Maria sitzt im Seitensattel auf dem Esel und drückt das Jesuskind an ihre Brust. Er ist in Windeln dargestellt und mit einem kreuzförmigen Nimbus gekrönt, dessen Umriss für den Künstler unsichtbar ist. Er scheint vergessen zu haben, den Kreis seines Heiligenscheines auf das Blattgold zu zeichnen, wie er es für die anderen Figuren getan hat. Joseph geht mit einem Bündel auf der Schulter rückwärts und legt seine Hand auf die Hinterhand des Esels. Der Engel in einem flammenfarbenen Gewand, der sein Zaumzeug hält, führt ihn zum Zufluchtsort. Die kleine Gruppe geht an hohen Klippen vorbei, die an fremde Länder und die Gefahren des Reisens erinnern, aber der himmlische Bote streckt seinen Arm in Richtung der Stadt am Horizont aus.

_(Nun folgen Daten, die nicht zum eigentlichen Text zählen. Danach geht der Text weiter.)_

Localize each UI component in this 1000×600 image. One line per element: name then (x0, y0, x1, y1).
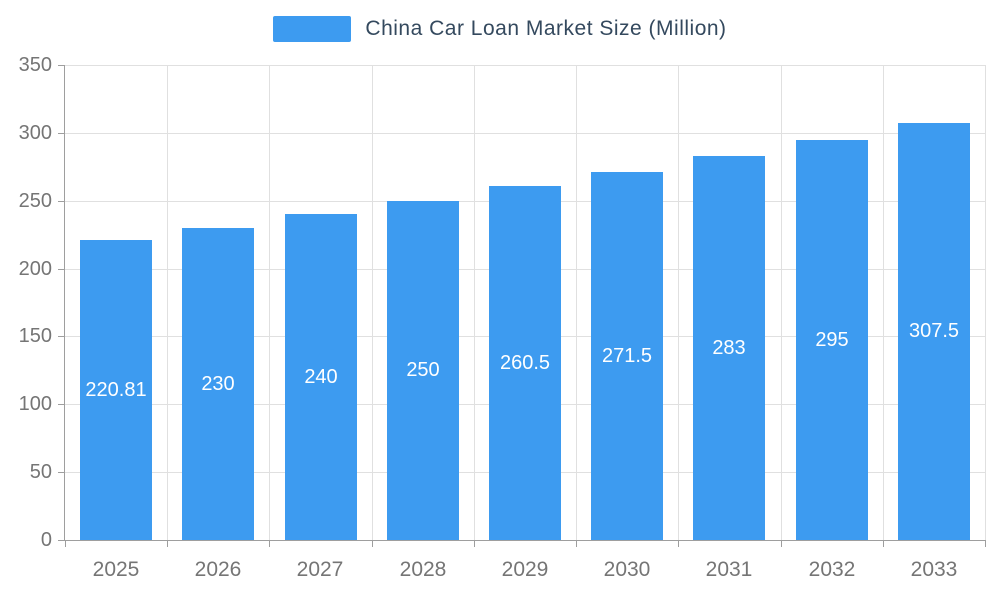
y-axis-tick-label: 0 (40, 529, 52, 551)
x-axis-tick-mark (269, 541, 270, 547)
y-axis-tick-label: 250 (18, 190, 52, 212)
x-axis-tick-label: 2027 (296, 558, 344, 581)
bar[interactable]: 220.81 (80, 240, 152, 540)
bar[interactable]: 307.5 (898, 123, 970, 540)
x-axis-tick-mark (678, 541, 679, 547)
y-axis-tick-label: 150 (18, 325, 52, 347)
gridline-vertical (678, 65, 679, 540)
y-axis-tick-label: 50 (29, 461, 52, 483)
y-axis-tick-mark (58, 133, 64, 134)
bar-value-label: 240 (304, 366, 338, 388)
gridline-vertical (985, 65, 986, 540)
y-axis-tick-mark (58, 269, 64, 270)
bar-value-label: 307.5 (908, 320, 960, 342)
gridline-vertical (883, 65, 884, 540)
bar-value-label: 283 (712, 337, 746, 359)
x-axis-tick-label: 2025 (92, 558, 140, 581)
x-axis-tick-mark (883, 541, 884, 547)
bar-value-label: 250 (406, 359, 440, 381)
gridline-vertical (474, 65, 475, 540)
legend-label: China Car Loan Market Size (Million) (365, 17, 727, 40)
y-axis-tick-label: 100 (18, 393, 52, 415)
bar[interactable]: 271.5 (591, 172, 663, 540)
bar-value-label: 295 (815, 329, 849, 351)
x-axis-tick-mark (167, 541, 168, 547)
bar-value-label: 271.5 (601, 345, 653, 367)
x-axis-tick-label: 2032 (808, 558, 856, 581)
gridline-vertical (576, 65, 577, 540)
bar[interactable]: 283 (693, 156, 765, 540)
y-axis-tick-label: 200 (18, 258, 52, 280)
x-axis-tick-mark (474, 541, 475, 547)
gridline-horizontal (65, 132, 985, 134)
x-axis-tick-mark (372, 541, 373, 547)
y-axis-tick-mark (58, 404, 64, 405)
bar[interactable]: 250 (387, 201, 459, 540)
x-axis-tick-label: 2026 (194, 558, 242, 581)
gridline-vertical (781, 65, 782, 540)
x-axis-tick-label: 2028 (399, 558, 447, 581)
bar[interactable]: 295 (796, 140, 868, 540)
x-axis-tick-mark (576, 541, 577, 547)
bar-value-label: 220.81 (85, 379, 147, 401)
x-axis-tick-mark (781, 541, 782, 547)
y-axis-tick-label: 350 (18, 54, 52, 76)
y-axis-line (64, 65, 65, 541)
gridline-vertical (372, 65, 373, 540)
gridline-vertical (269, 65, 270, 540)
bar[interactable]: 230 (182, 228, 254, 540)
x-axis-line (64, 540, 986, 541)
plot-area: 220.81 230 240 250 260.5 271.5 283 295 307.5 (65, 65, 986, 540)
y-axis-tick-mark (58, 336, 64, 337)
x-axis-tick-label: 2033 (910, 558, 958, 581)
legend[interactable]: China Car Loan Market Size (Million) (0, 16, 1000, 42)
y-axis-tick-mark (58, 65, 64, 66)
x-axis-tick-label: 2031 (705, 558, 753, 581)
gridline-vertical (167, 65, 168, 540)
x-axis-tick-mark (65, 541, 66, 547)
x-axis-tick-mark (985, 541, 986, 547)
y-axis-tick-mark (58, 540, 64, 541)
y-axis-tick-mark (58, 472, 64, 473)
x-axis-tick-label: 2030 (603, 558, 651, 581)
bar-value-label: 230 (201, 373, 235, 395)
x-axis-tick-label: 2029 (501, 558, 549, 581)
legend-swatch[interactable] (273, 16, 352, 42)
y-axis-tick-label: 300 (18, 122, 52, 144)
bar[interactable]: 260.5 (489, 186, 561, 540)
bar-value-label: 260.5 (499, 352, 551, 374)
gridline-horizontal (65, 65, 985, 66)
bar[interactable]: 240 (285, 214, 357, 540)
y-axis-tick-mark (58, 201, 64, 202)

Dies war ein Auszug aus dem Kommentarband The Bible Moralisée of Naples von Yves Christe (Honorarprofessor, Université de Genève) und Marianne Besseyre (Kuratorin am Centre de Recherche sur les Manuscrits Enluminés, BnF). Wir danken Moleiro Editor für diesen Text und diese Bilder. Sie können mehr über diese Stundenbücher von erfahren Besuch ihrer Website.